Similarly, in Yemen, in remarks to Reuters published on Friday, an unnamed official with Sanaa University offered a place in the institution to Americans suspended from universities for supporting jihadist terrorism.
“We are serious about welcoming students that have been suspended from U.S. universities for supporting Palestinians,” the unnamed official said. “We are fighting this battle with Palestine in every way we can.”

Sanaa University issued a statement this week condemning its American counterparts for “suppression of freedom of expression” by, in some cases, approving police action to remove violent protesters after they threatened others on campus and destroyed property, as well as disturbing the regular final exam season at the end of the semester.

Sanaa University, in the occupied capital, is currently in control of the Iran-backed Shiite terrorist organization Ansarallah, more commonly known as the “Houthis” after the name of the leaders of the group. The Houthis conquered Sanaa, ousting the legitimate government of Yemen, in 2014, launching an ongoing civil war that has forced the government to relocate to the southern city of Aden.

The Houthis have become a critical player in the post-October 7 geopolitical landscape by launching a terrorist campaign in the Red Sea, threatening all ships and other vessels in the region. The Houthis have launched attacks against dozens of vessels, many of them commercial ships with no significant ties to Israel and, in some cases, ties to Houthi allies such as IranRussia, and China.

A screen grab captured from a video shows that cargo ship “Galaxy Leader” co-owned by an Israeli company, being hijacked by Iran-backed Houthis from Yemen in the Red Sea on November 20, 2023 (Photo by Houthis Media Center / Handout /Anadolu via Getty Images).

Both the Houthi terrorists and the government of Iran, which backs the Houthis, are extremely repressive entities, particularly targeting potentially defiant youth. Iran has seen the eruption of student protests against its radical Islamic regime repeatedly in the past decade, most recently experiencing a wave of protests following the killing by Iran’s “morality police” of Mahsa Amini, a 22-year-old woman detained for allegedly not wearing her hijab appropriately.

Human rights groups estimate that Iranian authorities have killed over 500 people, many of them students, for protesting in Mahsa Amini’s name.
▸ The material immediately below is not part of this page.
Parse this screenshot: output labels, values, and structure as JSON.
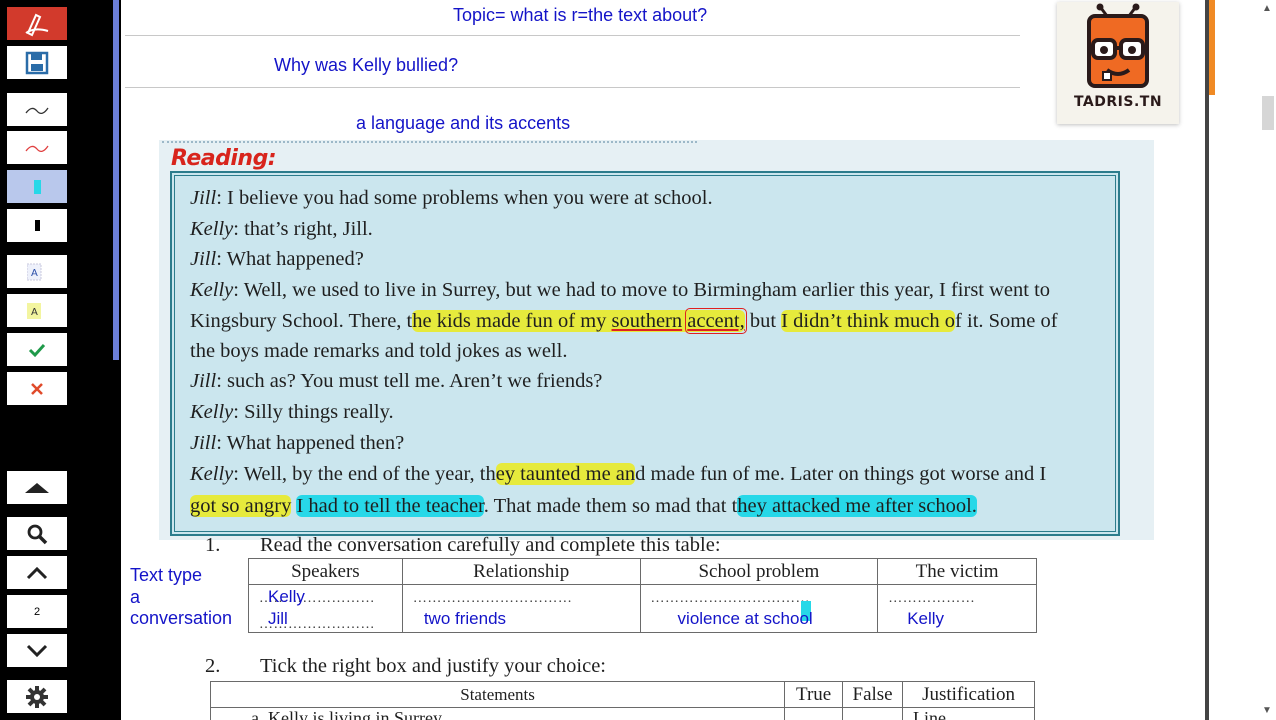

At least 70 of these are believed to have been children.

In Yemen, the major intervention the Houthis imposed on Sanaa University was also targeting the freedom of women on campus. In July, Houthi terrorists forced the university to segregate class schedules so that male and female students are not on campus at the same time.

“Male students will now be required to report to the college on Saturdays, Sundays, and Mondays, while female students must attend on Tuesdays, Wednesdays, and Thursdays, according to a decision circulated by the college’s Houthi-backed students’ union,” Arab News reported in July.

The outlet quoted Houthi leader Mohammed Ali Al-Houthi calling the move “in accordance with the female students’ desires, as they possess modesty, pride, and elevated Islamic values.”